Test with code self-patch the page where it runs
Press a key after number appears
cycles for SEC1: 116407773
Test with the code from the same page but patching the data in the other section
Press a key after number appears
cycles for SEC1: 114670101
Test with call to the external page which patches the other page with the code
Press a key after number appears
cycles for SEC2: 115656843
Test with call to the external page which patches the data from the other page
Press a key after number appears to EXIT
cycles for SEC2: 115897284


Hint, when redirecting output, for messages that should be seen on the screen while it running, use STDERR. The StdOut redirects to output to file.

Interestingly - your CPU doen't stalls at all after a patch the location near to the code running. Maybe that's an advanced in the CPU logic which clearly determined that the location patched is not a part of the code.

The program doesn't report anything except the results dump, so there was nothing to report about, but it was needed to mention that the code will run long enough and might seem as hunged.

Antariy

[quote author=dedndave link=topic=3960.msg41646#msg41646 date=1421356918]
i ran that program - it runs 50% CPU for a while - then drops to 0 and seems to hang
the resulting text file is 148 kb

Address: 00   <------------------------------------ hung

[/quote]

Oh, that seems as the some part of the output stdout buffer was not dumped into file - that maybe a MSVCRT problem, or maybe you finished the program hitting Ctrl+C/Break? After CPU usage drops to zero, just press any key in console window, so the program will finish and the buffer will be dumped to the disk by MSVCRT properly.
It was required to mention that in the first posts ::) Or maybe remove the waiting for the key in the program, and just make a beep, also maybe user input for the loops count to adopt to older CPUs.
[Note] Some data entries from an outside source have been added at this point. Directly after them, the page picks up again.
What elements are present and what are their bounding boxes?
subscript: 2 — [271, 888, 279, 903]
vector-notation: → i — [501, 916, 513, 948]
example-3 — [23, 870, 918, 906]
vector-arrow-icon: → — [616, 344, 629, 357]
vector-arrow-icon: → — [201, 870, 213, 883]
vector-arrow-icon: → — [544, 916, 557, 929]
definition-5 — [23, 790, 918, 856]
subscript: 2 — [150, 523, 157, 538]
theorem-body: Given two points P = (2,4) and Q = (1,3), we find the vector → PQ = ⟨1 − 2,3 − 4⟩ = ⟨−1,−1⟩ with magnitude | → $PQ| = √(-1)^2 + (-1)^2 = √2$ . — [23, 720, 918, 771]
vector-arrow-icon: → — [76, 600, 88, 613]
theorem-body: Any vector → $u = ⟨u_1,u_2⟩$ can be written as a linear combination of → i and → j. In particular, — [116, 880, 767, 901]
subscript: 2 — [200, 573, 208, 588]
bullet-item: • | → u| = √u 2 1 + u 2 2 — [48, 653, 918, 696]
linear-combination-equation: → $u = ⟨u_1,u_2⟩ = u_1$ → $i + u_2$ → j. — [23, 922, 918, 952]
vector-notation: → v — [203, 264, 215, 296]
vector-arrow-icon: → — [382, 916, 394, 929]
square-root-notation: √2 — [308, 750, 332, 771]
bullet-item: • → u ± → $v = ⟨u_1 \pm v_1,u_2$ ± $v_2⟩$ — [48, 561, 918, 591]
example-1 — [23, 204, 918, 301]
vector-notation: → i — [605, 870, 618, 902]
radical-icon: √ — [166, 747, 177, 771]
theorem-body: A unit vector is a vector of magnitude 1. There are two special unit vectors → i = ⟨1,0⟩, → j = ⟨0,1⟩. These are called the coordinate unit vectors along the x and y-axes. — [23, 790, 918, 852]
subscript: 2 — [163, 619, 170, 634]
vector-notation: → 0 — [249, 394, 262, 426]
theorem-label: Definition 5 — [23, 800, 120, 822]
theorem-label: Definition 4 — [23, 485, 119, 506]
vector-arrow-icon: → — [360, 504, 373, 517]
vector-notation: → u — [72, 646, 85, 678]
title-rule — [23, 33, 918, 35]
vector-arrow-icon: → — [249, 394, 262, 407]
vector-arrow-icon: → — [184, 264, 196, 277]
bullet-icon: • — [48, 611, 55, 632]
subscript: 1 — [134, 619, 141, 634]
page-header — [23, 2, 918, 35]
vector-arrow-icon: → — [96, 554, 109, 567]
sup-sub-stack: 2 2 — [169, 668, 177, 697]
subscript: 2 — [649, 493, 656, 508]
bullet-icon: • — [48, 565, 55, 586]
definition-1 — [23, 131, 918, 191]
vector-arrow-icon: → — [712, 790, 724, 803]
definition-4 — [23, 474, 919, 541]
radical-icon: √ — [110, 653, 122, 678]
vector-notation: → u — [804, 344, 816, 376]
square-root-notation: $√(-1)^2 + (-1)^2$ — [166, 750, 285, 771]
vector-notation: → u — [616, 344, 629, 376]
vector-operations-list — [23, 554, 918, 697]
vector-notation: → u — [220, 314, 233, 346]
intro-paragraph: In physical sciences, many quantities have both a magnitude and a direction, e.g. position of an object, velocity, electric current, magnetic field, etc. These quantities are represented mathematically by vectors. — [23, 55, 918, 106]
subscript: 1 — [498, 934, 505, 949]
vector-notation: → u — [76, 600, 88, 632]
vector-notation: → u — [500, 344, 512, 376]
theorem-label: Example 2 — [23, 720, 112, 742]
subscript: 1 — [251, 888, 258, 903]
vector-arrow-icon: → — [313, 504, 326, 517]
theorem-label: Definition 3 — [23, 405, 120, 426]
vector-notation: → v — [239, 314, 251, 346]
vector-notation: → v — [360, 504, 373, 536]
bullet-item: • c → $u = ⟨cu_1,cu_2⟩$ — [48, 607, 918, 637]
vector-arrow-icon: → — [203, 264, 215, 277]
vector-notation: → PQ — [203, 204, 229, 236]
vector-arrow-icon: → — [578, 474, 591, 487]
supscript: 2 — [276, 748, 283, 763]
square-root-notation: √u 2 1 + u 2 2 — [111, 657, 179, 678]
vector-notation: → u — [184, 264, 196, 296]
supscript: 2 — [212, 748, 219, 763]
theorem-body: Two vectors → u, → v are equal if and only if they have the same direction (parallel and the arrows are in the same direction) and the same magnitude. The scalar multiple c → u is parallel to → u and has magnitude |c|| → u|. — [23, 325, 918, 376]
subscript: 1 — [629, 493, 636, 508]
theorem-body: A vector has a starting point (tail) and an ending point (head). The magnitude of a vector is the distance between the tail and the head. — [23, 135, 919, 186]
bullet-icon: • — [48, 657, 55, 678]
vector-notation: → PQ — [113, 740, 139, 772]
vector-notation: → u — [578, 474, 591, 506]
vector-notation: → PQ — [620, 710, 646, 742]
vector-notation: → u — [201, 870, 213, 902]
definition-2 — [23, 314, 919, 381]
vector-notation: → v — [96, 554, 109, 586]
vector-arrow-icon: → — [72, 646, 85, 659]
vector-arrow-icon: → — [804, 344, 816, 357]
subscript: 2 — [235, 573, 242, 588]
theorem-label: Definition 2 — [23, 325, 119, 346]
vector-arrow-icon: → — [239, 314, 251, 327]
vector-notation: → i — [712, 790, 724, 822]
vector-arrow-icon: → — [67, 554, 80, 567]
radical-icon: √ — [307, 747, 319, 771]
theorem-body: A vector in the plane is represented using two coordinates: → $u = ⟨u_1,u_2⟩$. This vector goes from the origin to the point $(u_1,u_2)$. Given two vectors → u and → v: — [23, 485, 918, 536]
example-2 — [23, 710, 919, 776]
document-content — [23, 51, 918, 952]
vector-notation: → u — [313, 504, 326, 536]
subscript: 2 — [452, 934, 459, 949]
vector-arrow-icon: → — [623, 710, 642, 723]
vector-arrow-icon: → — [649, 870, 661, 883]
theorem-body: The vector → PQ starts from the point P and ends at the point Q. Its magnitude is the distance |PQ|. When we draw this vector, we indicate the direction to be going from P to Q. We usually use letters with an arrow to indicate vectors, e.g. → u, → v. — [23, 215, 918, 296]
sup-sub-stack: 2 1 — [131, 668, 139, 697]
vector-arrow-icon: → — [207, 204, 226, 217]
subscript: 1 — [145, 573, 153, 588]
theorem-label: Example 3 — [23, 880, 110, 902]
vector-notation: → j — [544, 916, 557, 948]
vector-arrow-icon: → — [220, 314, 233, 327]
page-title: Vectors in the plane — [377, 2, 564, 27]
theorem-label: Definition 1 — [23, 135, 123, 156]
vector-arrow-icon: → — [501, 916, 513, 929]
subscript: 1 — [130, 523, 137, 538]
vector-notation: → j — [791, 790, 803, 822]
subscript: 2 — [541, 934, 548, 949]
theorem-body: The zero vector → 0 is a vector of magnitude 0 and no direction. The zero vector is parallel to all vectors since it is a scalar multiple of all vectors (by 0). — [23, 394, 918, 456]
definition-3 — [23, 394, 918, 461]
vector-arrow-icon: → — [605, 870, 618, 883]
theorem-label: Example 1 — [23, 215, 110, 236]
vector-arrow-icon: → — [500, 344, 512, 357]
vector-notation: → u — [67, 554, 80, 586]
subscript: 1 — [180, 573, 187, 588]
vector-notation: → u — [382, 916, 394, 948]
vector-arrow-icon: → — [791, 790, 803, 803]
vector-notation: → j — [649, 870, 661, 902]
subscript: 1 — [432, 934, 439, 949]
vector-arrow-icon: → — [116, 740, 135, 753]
Well, first release was "beta" :greensml: Joking apart it's working just missing some things to be comfortable to use.

dedndave

invoke crt__getch           ;<------- it's waiting for a keypress - lol
invoke crt_exit,edi



Antariy

Dave, you've done it - even with not fully dumped buffer the results are there:


Address: 004023FE, cycles: 0428C2DB
Address: 004023FF, cycles: 041E7964
Address: 00402400, cycles: 000F45EE
Address: 00402401, cycles: 000FBC59


So your CPU with this method shows the same queue length as mine, but probably on modern CPUs the method will not work because the CPU detects that the part changed isn't the code, but it's interesting to see.

dedndave



you're supposed to press a key, Chris !!!!

Antariy

Quote from: dedndave on January 16, 2015, 08:38:55 AM
invoke crt__getch           ;<------- it's waiting for a keypress - lol
invoke crt_exit,edi


That's why I've said in the main post "the code is self-explanatory" :biggrin: Sorry for not saying that in the post.
So first time you've finished it with Ctrl+C? And the buffer just didn't dump to the file.

So I must note to Steve (FORTRANS), if you will run the tests, then second of them may take some time, you may rebuild the app as said in the main post with smaller loop count value so it will run faster, I just selected small enough values which give stable timings for my CPU, but don't know which value will be better for your CPU(s).